Two thousand years ago, Palestine was a minor kingdom situated between the Roman Province of Syria and the Roman breadbasket, Egypt. Strong hands were needed to keep the peace and Pax Romana prevailed because of the threat and sometimes the use of force.

Into this mix is woven a love story between Sphaerus, a personal servant to the powerful emperor Augustus, and Kallisto, a beautiful Jewish slave girl. To complicate matters, Kallisto brings into this relationship expectations of a Hebrew messiah. Whether in Egypt, Rome, or Greece, every Hebrew considered Jerusalem his home, and God help the Roman ruler who forgot that.

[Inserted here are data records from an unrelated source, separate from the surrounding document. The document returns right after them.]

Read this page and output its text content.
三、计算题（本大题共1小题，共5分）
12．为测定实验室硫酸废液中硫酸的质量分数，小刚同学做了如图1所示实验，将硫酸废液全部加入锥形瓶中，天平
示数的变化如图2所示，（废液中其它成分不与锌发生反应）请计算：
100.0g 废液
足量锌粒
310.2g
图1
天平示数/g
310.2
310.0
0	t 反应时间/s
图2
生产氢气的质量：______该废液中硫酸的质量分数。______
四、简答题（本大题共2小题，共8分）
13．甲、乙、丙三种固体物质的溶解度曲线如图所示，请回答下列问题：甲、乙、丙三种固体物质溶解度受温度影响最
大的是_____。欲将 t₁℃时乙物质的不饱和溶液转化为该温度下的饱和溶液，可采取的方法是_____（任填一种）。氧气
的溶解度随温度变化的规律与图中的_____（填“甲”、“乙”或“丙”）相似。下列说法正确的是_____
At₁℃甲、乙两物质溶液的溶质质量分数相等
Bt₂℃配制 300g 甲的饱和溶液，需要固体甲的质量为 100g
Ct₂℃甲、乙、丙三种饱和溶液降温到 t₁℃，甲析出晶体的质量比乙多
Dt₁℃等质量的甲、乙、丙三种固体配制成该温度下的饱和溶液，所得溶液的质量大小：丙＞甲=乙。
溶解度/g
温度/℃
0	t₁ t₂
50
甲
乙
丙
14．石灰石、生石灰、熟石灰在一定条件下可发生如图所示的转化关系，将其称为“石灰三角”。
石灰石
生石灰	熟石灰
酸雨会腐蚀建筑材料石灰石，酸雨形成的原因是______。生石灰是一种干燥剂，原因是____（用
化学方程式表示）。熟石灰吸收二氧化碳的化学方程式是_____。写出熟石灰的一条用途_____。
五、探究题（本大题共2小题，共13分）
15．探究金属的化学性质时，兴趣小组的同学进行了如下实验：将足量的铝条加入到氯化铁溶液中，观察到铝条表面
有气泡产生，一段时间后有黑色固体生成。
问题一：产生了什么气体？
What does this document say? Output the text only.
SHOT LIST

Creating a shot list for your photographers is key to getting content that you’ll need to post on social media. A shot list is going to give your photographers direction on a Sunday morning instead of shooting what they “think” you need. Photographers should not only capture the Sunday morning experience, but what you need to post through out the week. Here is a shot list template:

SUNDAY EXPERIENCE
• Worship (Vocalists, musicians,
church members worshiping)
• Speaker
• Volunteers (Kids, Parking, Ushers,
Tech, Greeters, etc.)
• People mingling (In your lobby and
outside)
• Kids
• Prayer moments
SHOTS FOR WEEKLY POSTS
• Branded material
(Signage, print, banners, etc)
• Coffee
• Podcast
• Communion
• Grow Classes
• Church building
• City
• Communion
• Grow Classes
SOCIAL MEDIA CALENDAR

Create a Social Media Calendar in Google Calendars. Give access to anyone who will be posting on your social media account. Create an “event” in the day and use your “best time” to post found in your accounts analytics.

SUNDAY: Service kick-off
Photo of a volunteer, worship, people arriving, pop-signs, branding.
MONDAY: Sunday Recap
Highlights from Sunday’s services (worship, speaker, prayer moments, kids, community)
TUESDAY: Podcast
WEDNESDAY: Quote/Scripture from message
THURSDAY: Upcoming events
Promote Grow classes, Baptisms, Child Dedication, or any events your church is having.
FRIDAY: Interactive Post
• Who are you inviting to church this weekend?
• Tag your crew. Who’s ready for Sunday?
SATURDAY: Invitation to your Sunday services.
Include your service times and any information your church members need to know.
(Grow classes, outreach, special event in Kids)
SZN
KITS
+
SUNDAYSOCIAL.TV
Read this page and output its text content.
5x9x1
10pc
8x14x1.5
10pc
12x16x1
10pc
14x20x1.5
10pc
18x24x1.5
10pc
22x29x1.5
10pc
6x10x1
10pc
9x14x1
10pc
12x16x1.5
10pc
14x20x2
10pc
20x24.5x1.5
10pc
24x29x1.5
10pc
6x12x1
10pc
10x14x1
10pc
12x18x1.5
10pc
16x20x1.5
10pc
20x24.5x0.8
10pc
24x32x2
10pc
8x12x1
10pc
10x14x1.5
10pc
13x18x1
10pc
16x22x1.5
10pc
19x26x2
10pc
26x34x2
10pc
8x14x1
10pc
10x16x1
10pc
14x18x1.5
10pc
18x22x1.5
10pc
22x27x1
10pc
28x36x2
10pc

Delightful irony results when Eugenios, the son of Sphaerus and Kallisto, becomes an adviser to Herod. Eugenios successful family life provides a stunning comparison to the deranged families of his masters. Even a servant may learn that love is the most powerful weapon in life and the only source of true happiness.


The door slammed open, and in it stood Livia, my new mistress. Despite
my best intentions, somehow or other my arm had fallen over Kallisto
during the night. We were both dressed, but the impression Livia received
must have been one of two lovers sleeping.
“Oh,” said Livia, her small chin quivering, “you are here, Sphaerus.”
Where she expected me to be, I don’t know. “I was just wondering how
your wedding went.”
She was wondering no such thing. She was seeing whether Octavian
intended to keep the slave girl as a plaything. Now she would know that
Octavian had no intention of sharing the girl with a servant. It would be
beneath him.
“Just continue doing whatever it was you were doing,” Livia added as
she turned to close the door after her.
“Yes, mistress,” I said in relief to the closed door. “Thank you, mistress.”
Kallisto hadn’t said a word, but I could feel the shuddering beneath her
tunic. That was close. Had I slept in a friend’s cubicle as Kallisto ordered,
the penalty would have been severe.
Once the wedding took place, we would be moved into the adjoining
slaves’ quarters, for only a few select singles lived within the master’s
mansion. That was fine, for I didn’t relish many more visits like this one.
I hardly slept for the rest of the night, and when morning came, I made
sure I found the time to notify everyone that the wedding would take
place that evening at bedtime. I found Eli, a Samaritan rabbi, among the
servants cleaning the kitchen, and he told me what needed to be done to
satisfy Kallisto’s craving for a “proper wedding.” He was invited to preside
and bring everything necessary.
“But he’s a Samaritan!” she shouted. “I will not have a Samaritan rabbi
preside over my wedding.”
“He’s a Hebrew rabbi,” I said, beating my head against the wall.
“Samaritans are heathens. They accept only the Pentateuch, the first
five books of the Holy Writ.”
The enmity between Judeans and Samaritans existed from the splitting
up of the Hebrew nation into two parts after Solomon’s empire collapsed.
It was exasperated when Alexander the Great conquered the lands of the
Hebrews and allowed Samaria to build a second temple on Mount Gerizim
to rival the temple in Jerusalem.
“They are a herd of drunkards,” she cried. “Rabbinic law says, ‘A piece
of bread given by a Samaritan is more unclean than swine’s flesh.’”
I quieted her down and explained that if we ever found someone
more suitable, we would perform the ceremony a second time. She finally
realized we had little choice in the matter. A ceremony must be performed
and recognized by the household, especially Livia and Octavian.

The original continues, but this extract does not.